Dass Claudians literarische Produktion von höchster Stelle anerkannt wurde, zeigt sich daran, dass er (um 400 (?) n. Chr.) mit einer Statue auf dem Trajansforum geehrt wurde, deren Basisinschrift erhalten ist. Auch wenn Claudians Darstellungen tendenziös sind und der historische Gehalt vielfach den Prinzipien einer ansprechenden literarischen Gestaltung unterworfen ist, sind seine politischen Gedichte doch zeitgeschichtliche Dokumente ersten Ranges, da sie für die Geschichte des ausgehenden vierten Jahrhunderts zum Teil unsere einzige Quelle bilden. Auch für die Geschichte der römischen Literatur sind sie von großer Bedeutung, da sie die überkommene Gattung des heroischen Epos weiterentwickeln, und – zumindest nach unserem Wissen – in höchst innovativer Form panegyrische Aussagen in Kombination mit einer narrativen Handlung präsentieren.
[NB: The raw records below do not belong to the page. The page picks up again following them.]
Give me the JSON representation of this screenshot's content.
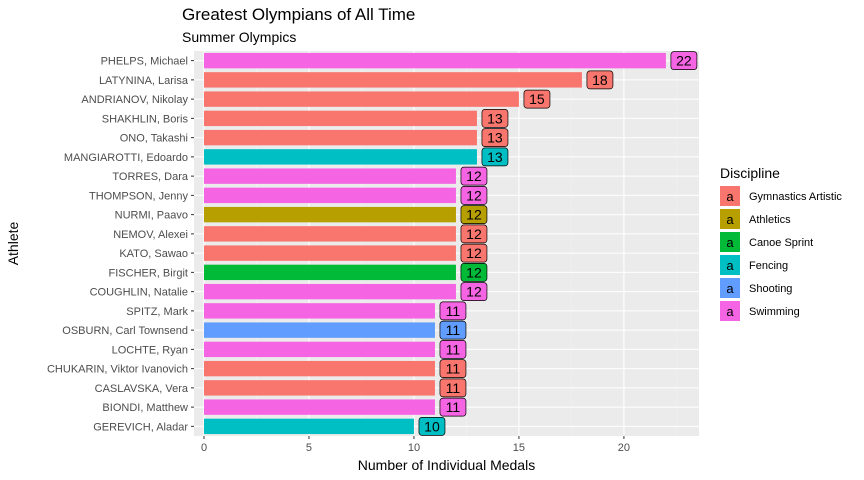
{
  "chart_data": {
    "type": "bar",
    "orientation": "horizontal",
    "title": "Greatest Olympians of All Time",
    "subtitle": "Summer Olympics",
    "xlabel": "Number of Individual Medals",
    "ylabel": "Athlete",
    "xlim": [
      0,
      23.1
    ],
    "xticks": [
      0,
      5,
      10,
      15,
      20
    ],
    "grid": true,
    "legend": {
      "title": "Discipline",
      "placement": "right",
      "key_glyph": "a",
      "items": [
        {
          "label": "Gymnastics Artistic",
          "color": "#F8766D"
        },
        {
          "label": "Athletics",
          "color": "#B79F00"
        },
        {
          "label": "Canoe Sprint",
          "color": "#00BA38"
        },
        {
          "label": "Fencing",
          "color": "#00BFC4"
        },
        {
          "label": "Shooting",
          "color": "#619CFF"
        },
        {
          "label": "Swimming",
          "color": "#F564E3"
        }
      ]
    },
    "categories": [
      "PHELPS, Michael",
      "LATYNINA, Larisa",
      "ANDRIANOV, Nikolay",
      "SHAKHLIN, Boris",
      "ONO, Takashi",
      "MANGIAROTTI, Edoardo",
      "TORRES, Dara",
      "THOMPSON, Jenny",
      "NURMI, Paavo",
      "NEMOV, Alexei",
      "KATO, Sawao",
      "FISCHER, Birgit",
      "COUGHLIN, Natalie",
      "SPITZ, Mark",
      "OSBURN, Carl Townsend",
      "LOCHTE, Ryan",
      "CHUKARIN, Viktor Ivanovich",
      "CASLAVSKA, Vera",
      "BIONDI, Matthew",
      "GEREVICH, Aladar"
    ],
    "values": [
      22,
      18,
      15,
      13,
      13,
      13,
      12,
      12,
      12,
      12,
      12,
      12,
      12,
      11,
      11,
      11,
      11,
      11,
      11,
      10
    ],
    "discipline": [
      "Swimming",
      "Gymnastics Artistic",
      "Gymnastics Artistic",
      "Gymnastics Artistic",
      "Gymnastics Artistic",
      "Fencing",
      "Swimming",
      "Swimming",
      "Athletics",
      "Gymnastics Artistic",
      "Gymnastics Artistic",
      "Canoe Sprint",
      "Swimming",
      "Swimming",
      "Shooting",
      "Swimming",
      "Gymnastics Artistic",
      "Gymnastics Artistic",
      "Swimming",
      "Fencing"
    ],
    "colors": {
      "panel_background": "#EBEBEB",
      "grid_major": "#FFFFFF",
      "grid_minor": "#F2F2F2",
      "tick_text": "#4D4D4D"
    }
  }
}
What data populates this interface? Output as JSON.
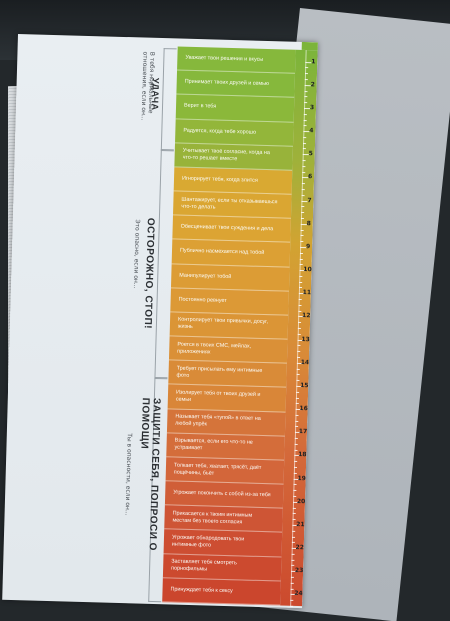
{
  "scene": {
    "description_visible": "photo of a printed page with a colour scale",
    "colors": {
      "green": "#7cb43a",
      "yellow": "#d9a93a",
      "orange": "#d98a38",
      "red": "#cc4a2e",
      "paper": "#e6ecef"
    }
  },
  "sections": [
    {
      "title": "УДАЧА",
      "subtitle": "В тебя нормальные отношения, если он..."
    },
    {
      "title": "ОСТОРОЖНО, СТОП!",
      "subtitle": "Это опасно, если он..."
    },
    {
      "title": "ЗАЩИТИ СЕБЯ, ПОПРОСИ О ПОМОЩИ",
      "subtitle": "Ты в опасности, если он..."
    }
  ],
  "rows": [
    {
      "text": "Уважает твои решения и вкусы",
      "color": "#86b83c"
    },
    {
      "text": "Принимает твоих друзей и семью",
      "color": "#86b83c"
    },
    {
      "text": "Верит в тебя",
      "color": "#8bb83a"
    },
    {
      "text": "Радуется, когда тебе хорошо",
      "color": "#93b63a"
    },
    {
      "text": "Учитывает твоё согласие, когда на что-то решает вместе",
      "color": "#98b33a"
    },
    {
      "text": "Игнорирует тебя, когда злится",
      "color": "#d9a932"
    },
    {
      "text": "Шантажирует, если ты отказываешься что-то делать",
      "color": "#daa632"
    },
    {
      "text": "Обесценивает твои суждения и дела",
      "color": "#dca433"
    },
    {
      "text": "Публично насмехается над тобой",
      "color": "#dca034"
    },
    {
      "text": "Манипулирует тобой",
      "color": "#dc9c35"
    },
    {
      "text": "Постоянно ревнует",
      "color": "#dc9936"
    },
    {
      "text": "Контролирует твои привычки, досуг, жизнь",
      "color": "#db9536"
    },
    {
      "text": "Роется в твоих СМС, мейлах, приложениях",
      "color": "#da9037"
    },
    {
      "text": "Требует присылать ему интимные фото",
      "color": "#d98b38"
    },
    {
      "text": "Изолирует тебя от твоих друзей и семьи",
      "color": "#d98638"
    },
    {
      "text": "Называет тебя «тупой» в ответ на любой упрёк",
      "color": "#d5743a"
    },
    {
      "text": "Взрывается, если его что-то не устраивает",
      "color": "#d46d3a"
    },
    {
      "text": "Толкает тебя, хватает, трясёт, даёт пощёчины, бьёт",
      "color": "#d3663a"
    },
    {
      "text": "Угрожает покончить с собой из-за тебя",
      "color": "#d05e38"
    },
    {
      "text": "Прикасается к твоим интимным местам без твоего согласия",
      "color": "#ce5535"
    },
    {
      "text": "Угрожает обнародовать твои интимные фото",
      "color": "#cd4e32"
    },
    {
      "text": "Заставляет тебя смотреть порнофильмы",
      "color": "#cc4a2f"
    },
    {
      "text": "Принуждает тебя к сексу",
      "color": "#cb462d"
    }
  ],
  "scale": {
    "numbers": [
      "1",
      "2",
      "3",
      "4",
      "5",
      "6",
      "7",
      "8",
      "9",
      "10",
      "11",
      "12",
      "13",
      "14",
      "15",
      "16",
      "17",
      "18",
      "19",
      "20",
      "21",
      "22",
      "23",
      "24"
    ]
  }
}
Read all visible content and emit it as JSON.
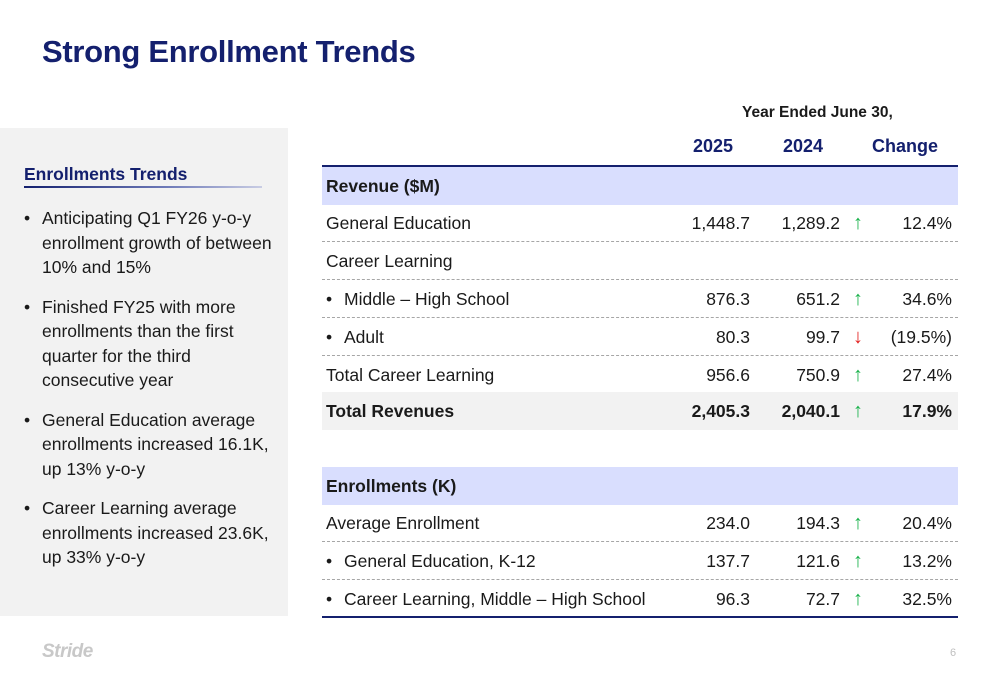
{
  "slide": {
    "title": "Strong Enrollment Trends",
    "page_number": "6",
    "logo_text": "Stride"
  },
  "sidebar": {
    "heading": "Enrollments Trends",
    "bullets": [
      "Anticipating Q1 FY26 y-o-y enrollment growth of between 10% and 15%",
      "Finished FY25 with more enrollments than the first quarter for the third consecutive year",
      "General Education average enrollments increased 16.1K, up 13% y-o-y",
      "Career Learning average enrollments increased 23.6K, up 33% y-o-y"
    ]
  },
  "table": {
    "period_label": "Year Ended June 30,",
    "columns": [
      "2025",
      "2024",
      "Change"
    ],
    "rows": [
      {
        "label": "Revenue ($M)",
        "type": "section"
      },
      {
        "label": "General Education",
        "v2025": "1,448.7",
        "v2024": "1,289.2",
        "arrow": "↑",
        "dir": "up",
        "change": "12.4%"
      },
      {
        "label": "Career Learning",
        "type": "plain"
      },
      {
        "label": "Middle – High School",
        "bullet": "•",
        "v2025": "876.3",
        "v2024": "651.2",
        "arrow": "↑",
        "dir": "up",
        "change": "34.6%"
      },
      {
        "label": "Adult",
        "bullet": "•",
        "v2025": "80.3",
        "v2024": "99.7",
        "arrow": "↓",
        "dir": "down",
        "change": "(19.5%)"
      },
      {
        "label": "Total Career Learning",
        "v2025": "956.6",
        "v2024": "750.9",
        "arrow": "↑",
        "dir": "up",
        "change": "27.4%"
      },
      {
        "label": "Total Revenues",
        "type": "total",
        "v2025": "2,405.3",
        "v2024": "2,040.1",
        "arrow": "↑",
        "dir": "up",
        "change": "17.9%"
      },
      {
        "label": "Enrollments (K)",
        "type": "section"
      },
      {
        "label": "Average Enrollment",
        "v2025": "234.0",
        "v2024": "194.3",
        "arrow": "↑",
        "dir": "up",
        "change": "20.4%"
      },
      {
        "label": "General Education, K-12",
        "bullet": "•",
        "v2025": "137.7",
        "v2024": "121.6",
        "arrow": "↑",
        "dir": "up",
        "change": "13.2%"
      },
      {
        "label": "Career Learning, Middle – High School",
        "bullet": "•",
        "v2025": "96.3",
        "v2024": "72.7",
        "arrow": "↑",
        "dir": "up",
        "change": "32.5%"
      }
    ]
  },
  "colors": {
    "title_navy": "#14206e",
    "section_band": "#d9defe",
    "arrow_up": "#18b24a",
    "arrow_down": "#e3201f"
  }
}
Neben den zeitgeschichtlichen Gedichten sind von Claudian zahlreiche kleinere Gelegenheitsgedichte (carmina minora, z. B. Phoenix) sowie sein mythologisches Epos De raptu Proserpinae (Der Raub der Proserpina) erhalten, das vom Raub der Ceres-Tochter Proserpina (griechisch Persephone) durch den Unterweltsgott Pluto berichtet. Sowohl der Entstehungshintergrund als auch die Deutung des Gedichts sind in der Forschung höchst umstritten. Gleiches gilt auch für die Fragmente der Gigantomachie, eines Gedichtes in griechischer Sprache, das ebenfalls in der Sammlung der Gedichte Claudians enthalten ist.
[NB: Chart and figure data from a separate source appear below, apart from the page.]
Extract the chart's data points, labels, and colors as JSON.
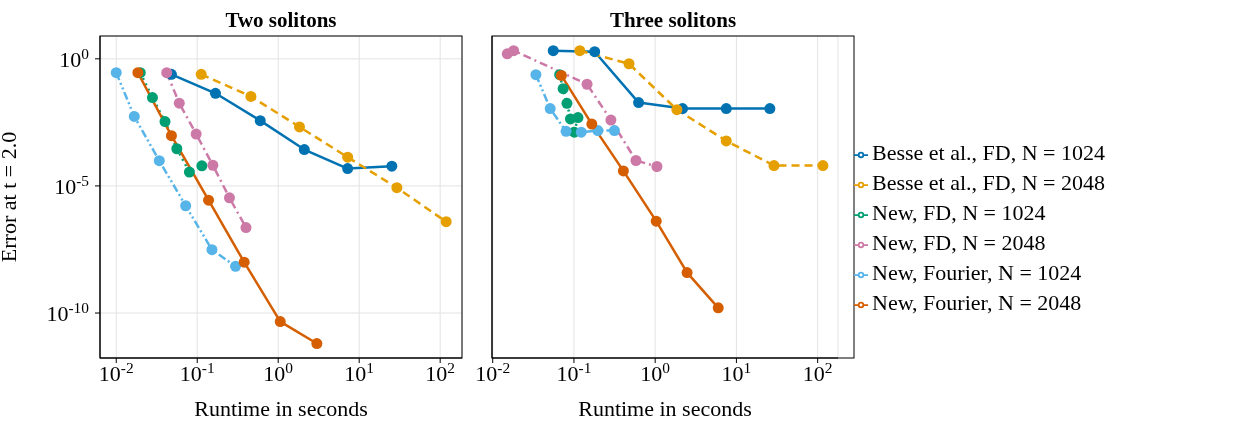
{
  "chart_data": [
    {
      "type": "line",
      "title": "Two solitons",
      "xlabel": "Runtime in seconds",
      "ylabel": "Error at t = 2.0",
      "log": "xy",
      "grid": true,
      "marker": "circle",
      "legend": false,
      "xlim": [
        0.0063,
        186
      ],
      "ylim": [
        1.7e-12,
        7.9
      ],
      "xticks": [
        {
          "value": 0.01,
          "label": "10$^{-2}$"
        },
        {
          "value": 0.1,
          "label": "10$^{-1}$"
        },
        {
          "value": 1,
          "label": "10$^{0}$"
        },
        {
          "value": 10,
          "label": "10$^{1}$"
        },
        {
          "value": 100,
          "label": "10$^{2}$"
        }
      ],
      "yticks": [
        {
          "value": 1e-10,
          "label": "10$^{-10}$"
        },
        {
          "value": 1e-05,
          "label": "10$^{-5}$"
        },
        {
          "value": 1,
          "label": "10$^{0}$"
        }
      ],
      "series": [
        {
          "color": "#0072b2",
          "line_style": "solid",
          "x": [
            0.048,
            0.168,
            0.6,
            2.1,
            7.2,
            25.3
          ],
          "values": [
            0.245,
            0.044,
            0.0037,
            0.00027,
            4.8e-05,
            6e-05
          ]
        },
        {
          "color": "#e69f00",
          "line_style": "dashed",
          "x": [
            0.112,
            0.46,
            1.83,
            7.2,
            29.2,
            118.6
          ],
          "values": [
            0.245,
            0.033,
            0.0021,
            0.000135,
            8.5e-06,
            3.9e-07
          ]
        },
        {
          "color": "#009e73",
          "line_style": "dotted",
          "x": [
            0.0198,
            0.028,
            0.04,
            0.056,
            0.08,
            0.114
          ],
          "values": [
            0.284,
            0.03,
            0.0034,
            0.00029,
            3.5e-05,
            6.2e-05
          ]
        },
        {
          "color": "#cc79a7",
          "line_style": "dashdot",
          "x": [
            0.042,
            0.06,
            0.097,
            0.156,
            0.25,
            0.4
          ],
          "values": [
            0.284,
            0.018,
            0.0011,
            6.5e-05,
            3.4e-06,
            2.3e-07
          ]
        },
        {
          "color": "#56b4e9",
          "line_style": "dashdotdot",
          "x": [
            0.01,
            0.0167,
            0.034,
            0.072,
            0.152,
            0.297
          ],
          "values": [
            0.284,
            0.0054,
            9.8e-05,
            1.66e-06,
            3.1e-08,
            6.9e-09
          ]
        },
        {
          "color": "#d55e00",
          "line_style": "solid",
          "x": [
            0.0185,
            0.048,
            0.138,
            0.38,
            1.06,
            3.0
          ],
          "values": [
            0.284,
            0.00095,
            2.75e-06,
            1e-08,
            4.6e-11,
            6.3e-12
          ]
        }
      ]
    },
    {
      "type": "line",
      "title": "Three solitons",
      "xlabel": "Runtime in seconds",
      "log": "xy",
      "grid": true,
      "marker": "circle",
      "legend": "right",
      "tick_labels": "x",
      "xlim": [
        0.0098,
        178
      ],
      "ylim": [
        1.7e-12,
        7.9
      ],
      "xticks": [
        {
          "value": 0.01,
          "label": "10$^{-2}$"
        },
        {
          "value": 0.1,
          "label": "10$^{-1}$"
        },
        {
          "value": 1,
          "label": "10$^{0}$"
        },
        {
          "value": 10,
          "label": "10$^{1}$"
        },
        {
          "value": 100,
          "label": "10$^{2}$"
        }
      ],
      "yticks": [
        {
          "value": 1e-10,
          "label": "10$^{-10}$"
        },
        {
          "value": 1e-05,
          "label": "10$^{-5}$"
        },
        {
          "value": 1,
          "label": "10$^{0}$"
        }
      ],
      "series": [
        {
          "name": "Besse et al., FD, N = 1024",
          "color": "#0072b2",
          "line_style": "solid",
          "x": [
            0.0556,
            0.18,
            0.625,
            2.17,
            7.5,
            25.8
          ],
          "values": [
            2.1,
            1.9,
            0.019,
            0.011,
            0.011,
            0.011
          ]
        },
        {
          "name": "Besse et al., FD, N = 2048",
          "color": "#e69f00",
          "line_style": "dashed",
          "x": [
            0.118,
            0.476,
            1.85,
            7.5,
            29,
            116
          ],
          "values": [
            2.1,
            0.64,
            0.01,
            0.00059,
            6.3e-05,
            6.3e-05
          ]
        },
        {
          "name": "New, FD, N = 1024",
          "color": "#009e73",
          "line_style": "dotted",
          "x": [
            0.0667,
            0.0736,
            0.082,
            0.0906,
            0.101,
            0.112
          ],
          "values": [
            0.237,
            0.067,
            0.0177,
            0.0043,
            0.0013,
            0.0049
          ]
        },
        {
          "name": "New, FD, N = 2048",
          "color": "#cc79a7",
          "line_style": "dashdot",
          "x": [
            0.0151,
            0.0181,
            0.145,
            0.285,
            0.58,
            1.05
          ],
          "values": [
            1.57,
            2.1,
            0.1,
            0.0039,
            0.0001,
            5.8e-05
          ]
        },
        {
          "name": "New, Fourier, N = 1024",
          "color": "#56b4e9",
          "line_style": "dashdotdot",
          "x": [
            0.034,
            0.051,
            0.08,
            0.123,
            0.197,
            0.315
          ],
          "values": [
            0.237,
            0.011,
            0.0014,
            0.0013,
            0.0015,
            0.0015
          ]
        },
        {
          "name": "New, Fourier, N = 2048",
          "color": "#d55e00",
          "line_style": "solid",
          "x": [
            0.07,
            0.166,
            0.406,
            1.03,
            2.47,
            5.97
          ],
          "values": [
            0.223,
            0.0027,
            3.9e-05,
            4.1e-07,
            3.9e-09,
            1.6e-10
          ]
        }
      ]
    }
  ]
}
Claudians Spur verliert sich nach 403/404 n. Chr. Ob sein Tod oder der Sturz seines Gönners Stilicho im Sommer 408 die Ursache für sein Verstummen ist, lässt sich nicht mehr ausmachen.
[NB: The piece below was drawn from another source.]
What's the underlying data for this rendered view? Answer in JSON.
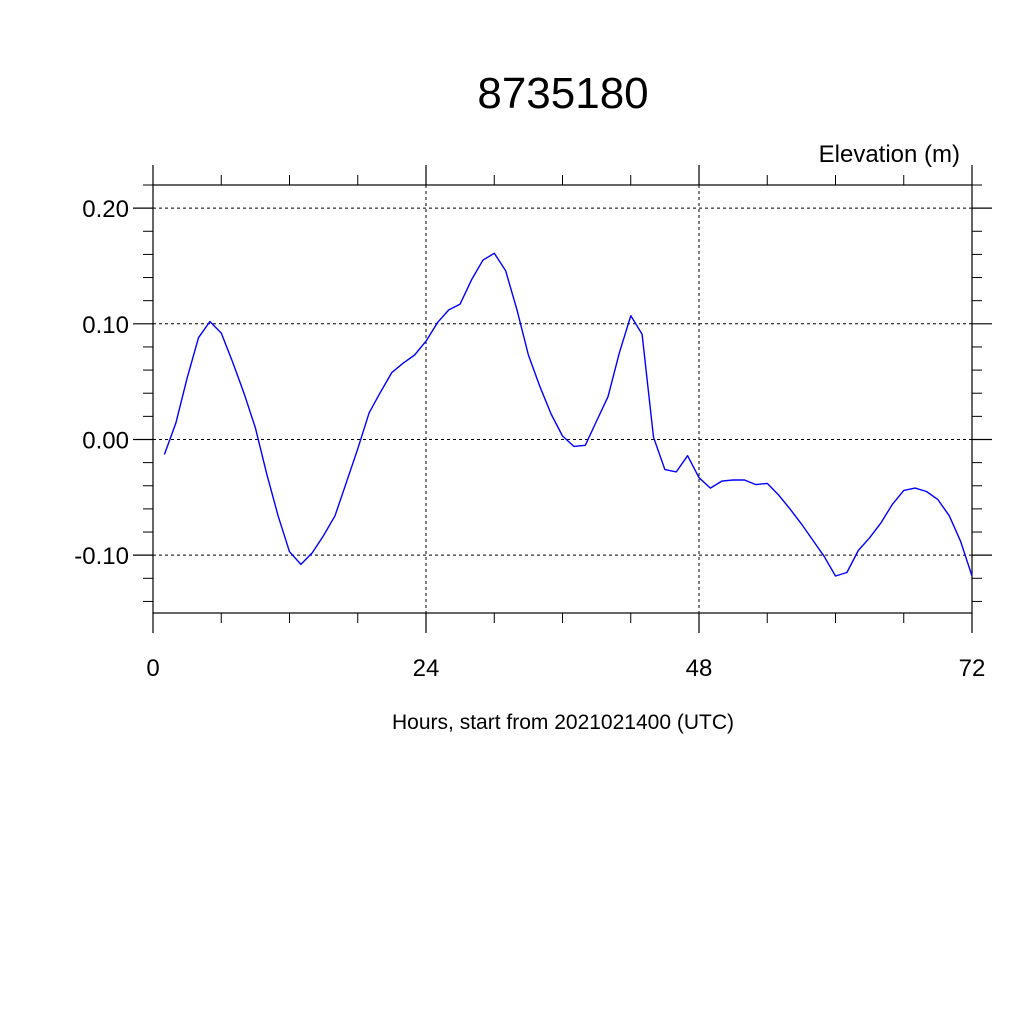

Die etwas mysteriöse Persönlichkeit Claudians hat verschiedentlich zu literarischer Gestaltung inspiriert. Hermann Sudermann verfasste 1914 ein Drama mit dem Titel Die Lobgesänge des Claudian, das den Dichter als ehrgeizigen, verlogenen und aalglatten Hofpoeten zeichnet, der aus gekränkter Eitelkeit seinen Gönner Stilicho ins Verderben reißt und bei dem Versuch umkommt, diesen Fehler wiedergutzumachen. Etwas ausgewogener ist die Darstellung in Hella S. Haasses Roman Een nieuwer testament (1964; engl. 1993 unter dem Titel Threshold of fire), der Claudians ägyptische Herkunft und seine Erfolge am weströmischen Kaiserhof thematisiert.

Literatur

Ausgaben und Übersetzungen

Sekundärliteratur

  • Alan Cameron: Claudian. Poetry and Propaganda at the Court of Honorius. Oxford 1970.
  • Alan Cameron: Poetry and Literary Culture in Late Antiquity. In: S. Swain / M. Edwards (Hgg.): Approaching Late Antiquity. The Transformation from Early to Late Empire. Oxford 2004, S. 327–354.
  • James H. Crees: Claudian as an Historical Authority. Rom 1968.
  • Siegmar Döpp: Zeitgeschichte in Dichtungen Claudians. Wiesbaden 1980.
  • Jacqueline Long: Claudian's In Eutropium or, How, When, and Why to Slander a Eunuch. Chapel Hill / London 1996
  • John Martindale, John Morris: The Prosopography of the Later Roman Empire. Bd. 2, Cambridge 1980, S. 299f.
  • Peter Leberecht Schmidt: Politik und Dichtung in der Panegyrik Claudians. Konstanz 1976.
  • Friedrich Karl Vollmer: Claudius Claudianus. In: Paulys Realencyclopädie der classischen Altertumswissenschaft (RE). Band III,2, Stuttgart 1899, Sp. 2652–2660.